A frittata slice

An insightful essay by food-and-wine mavens Diane Darrow and Tom Maresca on the evolution of Italian-American cuisine brought me back to growing up in Brooklyn with a family that had survived the Great Depression. Although my parents and aunt were better off than most, having been gainfully employed and comfortably housed, during that dismal era, they nonetheless were deeply affected by it. My mother especially, who frequently recounted woeful stories of having witnessed people on breadlines in her youth, was extremely frugal, despite being the wife of a successful attorney. Moreover, as a family, our weekly dinner menus closely reflected the Depression-Era pattern described in Darrow and Maresca’s essay:

“Pasta three days a week was common; soups and frittate (Italian-style omelets, usually with vegetables or cheese sufficed for two or three other days. Monday, in almost every household, was soup night. Sunday was sacred to un buon’ pranzo. . . antipasto or soup, or at least a broth, followed first by a pasta course, then by a roast meat, most often a chicken. Dessert in the time-honored form of fresh fruit usually concluded the meal.”
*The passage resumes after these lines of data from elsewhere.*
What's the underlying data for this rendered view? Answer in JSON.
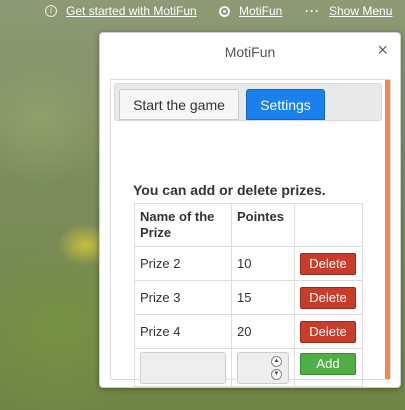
{
  "topbar": {
    "get_started": "Get started with MotiFun",
    "brand": "MotiFun",
    "show_menu": "Show Menu"
  },
  "dialog": {
    "title": "MotiFun",
    "close": "×",
    "tabs": [
      {
        "label": "Start the game",
        "active": false
      },
      {
        "label": "Settings",
        "active": true
      }
    ],
    "intro": "You can add or delete prizes.",
    "table": {
      "headers": [
        "Name of the Prize",
        "Pointes",
        ""
      ],
      "rows": [
        {
          "name": "Prize 2",
          "points": "10",
          "action": "Delete"
        },
        {
          "name": "Prize 3",
          "points": "15",
          "action": "Delete"
        },
        {
          "name": "Prize 4",
          "points": "20",
          "action": "Delete"
        }
      ],
      "new_row": {
        "name_value": "",
        "points_value": "",
        "add_label": "Add"
      }
    }
  },
  "icons": {
    "info": "info-icon",
    "logo": "motifun-logo-icon",
    "menu": "dots-menu-icon",
    "close": "close-icon",
    "spin_up": "chevron-up-icon",
    "spin_down": "chevron-down-icon"
  },
  "colors": {
    "tab_active": "#1a80ee",
    "delete": "#c83c2c",
    "add": "#4fae46",
    "scrollbar": "#f2885a"
  }
}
Reading these words steered me over the last week to re-purpose leftovers from two meals into frittate. On Monday, a storage container filled with spicy farfalle pasta in a red-pepper-flake-laden tomato sauce, which I had cooked over the weekend, provided the filling for the first frittata.

Spicy Farfalle Frittata

A more atypical filling was provided a few days later by some leftover kielbasa that I had glazed with mustard and apricot preserves and roasted with bell peppers and onions.

Kielbasa, Pepper, and Onion Frittata

Both were delicious and I must admit that I was surprised by how well the second one turned out. To me, however, what was most satisfying about these frittate were the childhood memories they evoked: my aunt slowly cooking them, gently pushing the cooked portions to the center of the pan to allow the uncooked eggs to take their place; the tense moment of her flip her wrist to invert the frittata on a plate and slide it back into the pan to finish cooking; my family around the table as the frittata was set down to be sliced, and my father declaring “Ah, la bella frittata.”

More than frugality, it’s memories like these that motivate me to continue making a simple dish that sustained so many Italian-American immigrants in difficult times.